Il faut reconnaître que les Chinois ont fait preuve d’une certaine naïveté en croyant que les Européens allaient leur permettre de les manger tous crus dans un domaine aussi stratégique par ses enjeux technologiques et financiers que le secteur automobile. Le déploiement par l’Union européenne de tout un arsenal protectionniste contre les produits automobiles chinois, sous la pression de la France qui veut récupérer sur son territoire tout ce qui bouge dans le domaine industriel, et ce, malgré les protestations de l’Allemagne, partisane de plus d’ouverture à l’égard des Chinois, le marché chinois demeurant intéressant pour eux dans le segment électrique moyen et haut de gamme, commence à produire son effet. Le constructeurs chinois, résignés et réalistes, envisagent d’avantager une installation directe de leurs usines au sein de l’Union européenne.
La même «naïveté» a été partagée par nombre de responsables marocains du secteur automobile qui ont cru que les accords de libre-échange conclus avec l’UE allaient permettre un accès libre des produits industriels chinois fabriqués au Maroc au marché européen. Alliant menaces de retrait des usines françaises installées au Maroc, barrières non tarifaires (cf. jantes en aluminium), pressions diplomatiques de l’UE qui redécouvre le Maroc comme l’allié stratégique incontournable (récente déclaration du très direct Josep Borell), visites de ministres français en nombre (cinq au dernier décompte), les Européens, sous l’impulsion française, bougent. Trop, au goût de certains observateurs, légitimement agacés par des égoïsmes qui ont la peau dure.

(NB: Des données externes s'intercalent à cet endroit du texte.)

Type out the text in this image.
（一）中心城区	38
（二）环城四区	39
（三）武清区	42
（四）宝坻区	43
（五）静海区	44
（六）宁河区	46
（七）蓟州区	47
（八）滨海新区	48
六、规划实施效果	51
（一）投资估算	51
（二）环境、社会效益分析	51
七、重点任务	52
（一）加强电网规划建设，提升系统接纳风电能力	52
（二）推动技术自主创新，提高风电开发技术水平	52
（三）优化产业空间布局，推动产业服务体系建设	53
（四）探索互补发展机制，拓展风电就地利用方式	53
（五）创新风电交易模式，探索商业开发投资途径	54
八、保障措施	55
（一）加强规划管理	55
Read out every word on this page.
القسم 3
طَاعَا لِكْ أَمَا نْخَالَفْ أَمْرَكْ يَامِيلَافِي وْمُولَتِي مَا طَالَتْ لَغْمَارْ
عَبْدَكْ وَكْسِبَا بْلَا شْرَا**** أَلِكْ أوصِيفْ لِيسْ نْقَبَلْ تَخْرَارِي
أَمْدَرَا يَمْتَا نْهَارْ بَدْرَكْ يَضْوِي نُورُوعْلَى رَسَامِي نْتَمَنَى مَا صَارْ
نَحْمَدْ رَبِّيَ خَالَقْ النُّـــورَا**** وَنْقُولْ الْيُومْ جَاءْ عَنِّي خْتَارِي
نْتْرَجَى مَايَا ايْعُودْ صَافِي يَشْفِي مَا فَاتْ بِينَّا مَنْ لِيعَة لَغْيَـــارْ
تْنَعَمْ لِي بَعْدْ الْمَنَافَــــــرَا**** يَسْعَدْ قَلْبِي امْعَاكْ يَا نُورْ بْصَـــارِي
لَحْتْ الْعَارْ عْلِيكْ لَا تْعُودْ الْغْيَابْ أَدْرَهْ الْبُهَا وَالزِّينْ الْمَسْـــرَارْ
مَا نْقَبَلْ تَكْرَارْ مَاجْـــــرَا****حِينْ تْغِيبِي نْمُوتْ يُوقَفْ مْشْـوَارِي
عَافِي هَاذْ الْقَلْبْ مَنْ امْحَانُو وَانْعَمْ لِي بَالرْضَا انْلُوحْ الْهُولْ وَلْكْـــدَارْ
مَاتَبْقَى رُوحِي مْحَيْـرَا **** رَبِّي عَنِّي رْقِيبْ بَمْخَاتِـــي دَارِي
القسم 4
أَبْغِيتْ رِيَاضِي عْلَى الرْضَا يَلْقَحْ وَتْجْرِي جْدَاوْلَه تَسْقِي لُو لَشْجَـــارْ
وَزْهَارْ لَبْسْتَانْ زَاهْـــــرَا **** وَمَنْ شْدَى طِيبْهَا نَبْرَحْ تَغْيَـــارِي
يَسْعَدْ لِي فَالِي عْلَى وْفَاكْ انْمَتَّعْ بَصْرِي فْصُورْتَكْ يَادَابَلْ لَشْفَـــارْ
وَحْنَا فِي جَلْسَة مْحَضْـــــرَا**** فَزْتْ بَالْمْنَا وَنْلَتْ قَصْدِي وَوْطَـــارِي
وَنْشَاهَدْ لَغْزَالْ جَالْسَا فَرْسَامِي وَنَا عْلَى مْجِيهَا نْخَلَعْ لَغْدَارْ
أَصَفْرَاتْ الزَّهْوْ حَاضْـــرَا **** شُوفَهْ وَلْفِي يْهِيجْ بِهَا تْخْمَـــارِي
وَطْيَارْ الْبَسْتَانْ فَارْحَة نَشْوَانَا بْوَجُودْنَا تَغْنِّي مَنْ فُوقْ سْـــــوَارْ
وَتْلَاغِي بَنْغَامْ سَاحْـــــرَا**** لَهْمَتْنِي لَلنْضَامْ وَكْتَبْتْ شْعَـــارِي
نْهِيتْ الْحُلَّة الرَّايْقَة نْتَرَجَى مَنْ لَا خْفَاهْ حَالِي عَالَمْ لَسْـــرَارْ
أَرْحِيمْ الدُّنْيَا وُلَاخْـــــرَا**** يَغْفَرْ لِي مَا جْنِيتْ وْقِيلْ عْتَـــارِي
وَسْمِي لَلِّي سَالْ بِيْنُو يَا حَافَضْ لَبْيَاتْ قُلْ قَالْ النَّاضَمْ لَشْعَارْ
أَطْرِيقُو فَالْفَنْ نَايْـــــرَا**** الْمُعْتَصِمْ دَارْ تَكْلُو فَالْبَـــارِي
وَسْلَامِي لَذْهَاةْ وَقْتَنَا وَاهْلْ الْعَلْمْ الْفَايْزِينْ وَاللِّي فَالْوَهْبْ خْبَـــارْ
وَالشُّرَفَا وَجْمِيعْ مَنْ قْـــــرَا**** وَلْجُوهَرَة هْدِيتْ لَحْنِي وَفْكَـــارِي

En fait, il ne s’agit pas pour les Européens de fermer la porte aux produits chinois, il s’agit de les «contraindre» à produire en Europe et de préférence en France, où les ouvertures d’usines de batteries pour véhicules électriques se multiplient sans poser de problèmes existentiels. Dans cette affaire, le Maroc qui joue le jeu d’un accord de libre-échange avec l’UE depuis longtemps, au détriment de milliers de PME passées à la trappe avec leurs emplois, doit réellement se poser les bonnes questions sur l’avenir à long terme de ce partenariat un tantinet eurocentriste, pour rester dans l’urbanité.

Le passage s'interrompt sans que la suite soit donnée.